Nearly £200m has been spent via the G-Cloud procurement framework since it went live in 2012, according to new figures published last week.

Of the £191.5m spent through the network up until the end of May 2014, 57 per cent of total sales were awarded to SMEs – down from the 60 per cent reported for sales up until the end of March this year.

However, as it is Whitehall’s aim to do 25 per cent of all government business with SMEs by the end of 2015, the figures still suggest that it is still on track to meet this target.

Central government spending still dominates G-Cloud usage, with 80 per cent of all sales being through Whitehall and 20 per cent through the wider public sector.

Local government contributed just £11.4m to the total G-Cloud spend and spent less in May (£642,258) compared to April (£894,078).

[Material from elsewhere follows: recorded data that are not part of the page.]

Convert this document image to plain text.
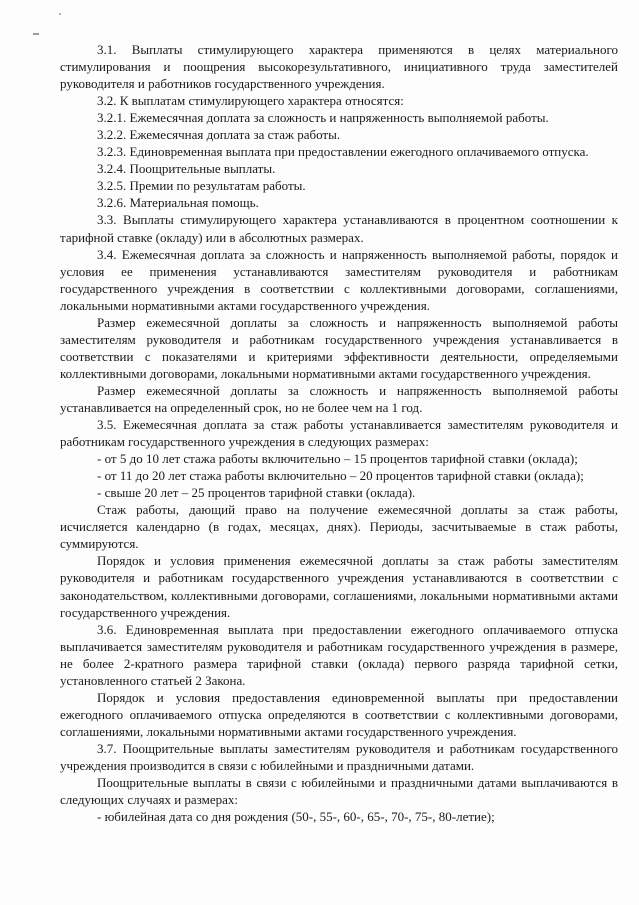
3.1. Выплаты стимулирующего характера применяются в целях материального стимулирования и поощрения высокорезультативного, инициативного труда заместителей руководителя и работников государственного учреждения.

3.2. К выплатам стимулирующего характера относятся:

3.2.1. Ежемесячная доплата за сложность и напряженность выполняемой работы.

3.2.2. Ежемесячная доплата за стаж работы.

3.2.3. Единовременная выплата при предоставлении ежегодного оплачиваемого отпуска.

3.2.4. Поощрительные выплаты.

3.2.5. Премии по результатам работы.

3.2.6. Материальная помощь.

3.3. Выплаты стимулирующего характера устанавливаются в процентном соотношении к тарифной ставке (окладу) или в абсолютных размерах.

3.4. Ежемесячная доплата за сложность и напряженность выполняемой работы, порядок и условия ее применения устанавливаются заместителям руководителя и работникам государственного учреждения в соответствии с коллективными договорами, соглашениями, локальными нормативными актами государственного учреждения.

Размер ежемесячной доплаты за сложность и напряженность выполняемой работы заместителям руководителя и работникам государственного учреждения устанавливается в соответствии с показателями и критериями эффективности деятельности, определяемыми коллективными договорами, локальными нормативными актами государственного учреждения.

Размер ежемесячной доплаты за сложность и напряженность выполняемой работы устанавливается на определенный срок, но не более чем на 1 год.

3.5. Ежемесячная доплата за стаж работы устанавливается заместителям руководителя и работникам государственного учреждения в следующих размерах:

- от 5 до 10 лет стажа работы включительно – 15 процентов тарифной ставки (оклада);

- от 11 до 20 лет стажа работы включительно – 20 процентов тарифной ставки (оклада);

- свыше 20 лет – 25 процентов тарифной ставки (оклада).

Стаж работы, дающий право на получение ежемесячной доплаты за стаж работы, исчисляется календарно (в годах, месяцах, днях). Периоды, засчитываемые в стаж работы, суммируются.

Порядок и условия применения ежемесячной доплаты за стаж работы заместителям руководителя и работникам государственного учреждения устанавливаются в соответствии с законодательством, коллективными договорами, соглашениями, локальными нормативными актами государственного учреждения.

3.6. Единовременная выплата при предоставлении ежегодного оплачиваемого отпуска выплачивается заместителям руководителя и работникам государственного учреждения в размере, не более 2-кратного размера тарифной ставки (оклада) первого разряда тарифной сетки, установленного статьей 2 Закона.

Порядок и условия предоставления единовременной выплаты при предоставлении ежегодного оплачиваемого отпуска определяются в соответствии с коллективными договорами, соглашениями, локальными нормативными актами государственного учреждения.

3.7. Поощрительные выплаты заместителям руководителя и работникам государственного учреждения производится в связи с юбилейными и праздничными датами.

Поощрительные выплаты в связи с юбилейными и праздничными датами выплачиваются в следующих случаях и размерах:

- юбилейная дата со дня рождения (50-, 55-, 60-, 65-, 70-, 75-, 80-летие);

G-Cloud has been under much discussion recently, after a report claimed that local government was ignoring the framework and “wasting millions” in the process.

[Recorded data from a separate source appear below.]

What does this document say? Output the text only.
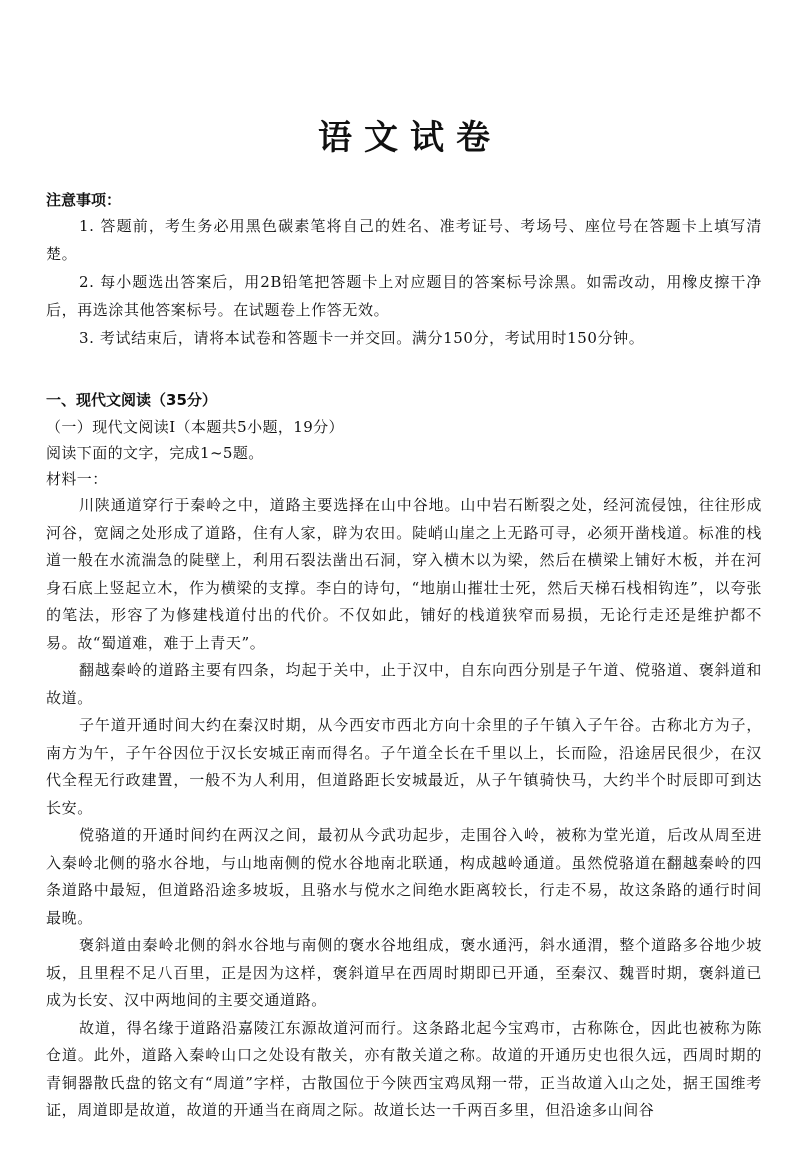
语文试卷
注意事项：

1. 答题前，考生务必用黑色碳素笔将自己的姓名、准考证号、考场号、座位号在答题卡上填写清楚。

2. 每小题选出答案后，用2B铅笔把答题卡上对应题目的答案标号涂黑。如需改动，用橡皮擦干净后，再选涂其他答案标号。在试题卷上作答无效。

3. 考试结束后，请将本试卷和答题卡一并交回。满分150分，考试用时150分钟。

一、现代文阅读（35分）
（一）现代文阅读Ⅰ（本题共5小题，19分）
阅读下面的文字，完成1~5题。
材料一：

川陕通道穿行于秦岭之中，道路主要选择在山中谷地。山中岩石断裂之处，经河流侵蚀，往往形成河谷，宽阔之处形成了道路，住有人家，辟为农田。陡峭山崖之上无路可寻，必须开凿栈道。标准的栈道一般在水流湍急的陡壁上，利用石裂法凿出石洞，穿入横木以为梁，然后在横梁上铺好木板，并在河身石底上竖起立木，作为横梁的支撑。李白的诗句，“地崩山摧壮士死，然后天梯石栈相钩连”，以夸张的笔法，形容了为修建栈道付出的代价。不仅如此，铺好的栈道狭窄而易损，无论行走还是维护都不易。故“蜀道难，难于上青天”。

翻越秦岭的道路主要有四条，均起于关中，止于汉中，自东向西分别是子午道、傥骆道、褒斜道和故道。

子午道开通时间大约在秦汉时期，从今西安市西北方向十余里的子午镇入子午谷。古称北方为子，南方为午，子午谷因位于汉长安城正南而得名。子午道全长在千里以上，长而险，沿途居民很少，在汉代全程无行政建置，一般不为人利用，但道路距长安城最近，从子午镇骑快马，大约半个时辰即可到达长安。

傥骆道的开通时间约在两汉之间，最初从今武功起步，走围谷入岭，被称为堂光道，后改从周至进入秦岭北侧的骆水谷地，与山地南侧的傥水谷地南北联通，构成越岭通道。虽然傥骆道在翻越秦岭的四条道路中最短，但道路沿途多坡坂，且骆水与傥水之间绝水距离较长，行走不易，故这条路的通行时间最晚。

褒斜道由秦岭北侧的斜水谷地与南侧的褒水谷地组成，褒水通沔，斜水通渭，整个道路多谷地少坡坂，且里程不足八百里，正是因为这样，褒斜道早在西周时期即已开通，至秦汉、魏晋时期，褒斜道已成为长安、汉中两地间的主要交通道路。

故道，得名缘于道路沿嘉陵江东源故道河而行。这条路北起今宝鸡市，古称陈仓，因此也被称为陈仓道。此外，道路入秦岭山口之处设有散关，亦有散关道之称。故道的开通历史也很久远，西周时期的青铜器散氏盘的铭文有“周道”字样，古散国位于今陕西宝鸡凤翔一带，正当故道入山之处，据王国维考证，周道即是故道，故道的开通当在商周之际。故道长达一千两百多里，但沿途多山间谷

The study was soon criticised by a number of organisations including Socitm, the body representing those in public sector IT.

The organisation says the report failed to take into account a number of factors, most notably that it didn’t recognise large, one-off sales – this may explain why local authorities seem to have spent less in May 2014.

SaaS and specialist cloud services sales fall

Spending on “specialist cloud services” is down from £16.7m in April to £9.57m in May. Software as a Service (SaaS) sales also fell from £1.89m to £504k.

Cloud Infrastructure as a Service (IaaS) and Cloud Platform as a Service (PaaS) sales have remained steady - £1.6m to £1.72m and £57.8k to £177k respectively.